Смерть стояла рядом… Доколе ждать?
— Позови ко мне самоядь, — сказал Овцын кают-вахгеру.
Проводники-самоеды вошли и затрясли головами: лето необычно холодное, лед не раздвинется, скоро ух осень, и тогда… Слабеющей рукою Овцын разлил водку по чаркам. И свою чарку поднял.
— Вам верю, — сказал проводникам… — Вы здешние…
Отпил полчашки, и водка в чашке его вдруг стала красной. Испуганно вытер рукою рот — ладонь в крови. Тогда он допил вино одним махом, выслал проводников прочь, созвал консилиум. И коллегиально порешили: уйти… Когда загудели паруса, а дубель-шлюп рывком накренился, скорость набирая, Овцын чуть не заплакал. Ацмиралтейству ведь пером на бумаге всего не рассказать. Да разве поверят ему в столице, что лед за лето не мог растаять? «Под солнцем-то?» — спросят его, и станут адмиралы над ним потешаться, как над врунишкой…
— Афоня, — позвал он Курова, — кажись, мне самому в Питерсбурх надобно ехать, дабы от попреков отбиваться словесно.
— Как же вы?
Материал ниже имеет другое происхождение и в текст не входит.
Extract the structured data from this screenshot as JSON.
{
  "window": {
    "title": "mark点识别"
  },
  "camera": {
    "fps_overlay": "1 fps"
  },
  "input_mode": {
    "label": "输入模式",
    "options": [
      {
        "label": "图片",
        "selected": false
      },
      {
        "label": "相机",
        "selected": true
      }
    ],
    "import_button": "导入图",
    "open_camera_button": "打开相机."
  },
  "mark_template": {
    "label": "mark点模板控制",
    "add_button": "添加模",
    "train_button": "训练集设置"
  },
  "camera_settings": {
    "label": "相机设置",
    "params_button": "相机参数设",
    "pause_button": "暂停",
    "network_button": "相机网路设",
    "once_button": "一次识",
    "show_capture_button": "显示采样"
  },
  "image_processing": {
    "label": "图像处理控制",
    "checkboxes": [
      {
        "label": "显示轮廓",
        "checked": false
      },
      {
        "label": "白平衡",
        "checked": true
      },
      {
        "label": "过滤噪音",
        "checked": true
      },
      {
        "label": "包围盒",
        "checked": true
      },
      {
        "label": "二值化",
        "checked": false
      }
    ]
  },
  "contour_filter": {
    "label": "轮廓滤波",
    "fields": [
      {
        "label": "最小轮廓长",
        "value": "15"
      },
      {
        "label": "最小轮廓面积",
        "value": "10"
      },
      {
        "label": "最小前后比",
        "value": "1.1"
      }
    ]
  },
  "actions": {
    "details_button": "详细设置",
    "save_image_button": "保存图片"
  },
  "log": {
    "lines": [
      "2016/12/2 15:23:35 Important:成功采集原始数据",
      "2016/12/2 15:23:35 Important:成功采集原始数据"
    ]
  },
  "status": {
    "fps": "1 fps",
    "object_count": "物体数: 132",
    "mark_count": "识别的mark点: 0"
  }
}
Сами ног не волокете.
— Лишь бы на урочища выйти, опять хвою пить станем. А ехать надо. Боюсь не за свою карьеру, а за судьбу дела нашего. Докажу адмиралам, что «Тобол» еще отворит эти ворота смертные…
Болезнь скорбутная — сам не знаешь, что за штука такая. Недаром она женщиной в соблазнительных снах является на зимовках. Но как только «Тобол» вышел на урочище Семи Озер, люди сразу повеселели. Вылезли наверх, сами патлатые, зубы у всех шатаются, а уже полегчало… Ожили!
Наконец «Тобол» зашел под высокий берег Березова, высился над обрывом частокол острожный и торчал шатер церкви ветхонькой. Уже и осень подступала.
Сильная гроза — с эхом, длившимся очень долго, — разрывала небосвод над тундряной юдолью. Священник Федор Кузнецов, на диво трезвый, служил панихиду по тем, кто навеки остался в мрачной глубине, возле кромки зернистых льдов…
Овцын стоял среди матросов своих, тонкая свечечка оплывала в его руке. Горячее дыхание обожгло затылок ему. Навигатор не обернулся. Конечно, это… она! И своей рукой Митенька нащупал Катькину руку, узкую и влажную от волнения любовного. Из церкви они вышли вместе. На паперти стоял майор полка Тобольского, которого Овцын не знал. Оказалось, майор Петров Петр Федорович, прислан в Березов недавно — надзор фискальный за Долгорукими иметь. Человек он был разумный, зла никому не желавший, к Овцыну отнесся с почтением, в гости к себе зазывал.
Екатерина Долгорукая рядом стояла, глаза опустив.
— И вас, княжна, — поклонился ей майор Петров, любовь тайную приметив, — прошу ко мне с лейтенантом жаловать…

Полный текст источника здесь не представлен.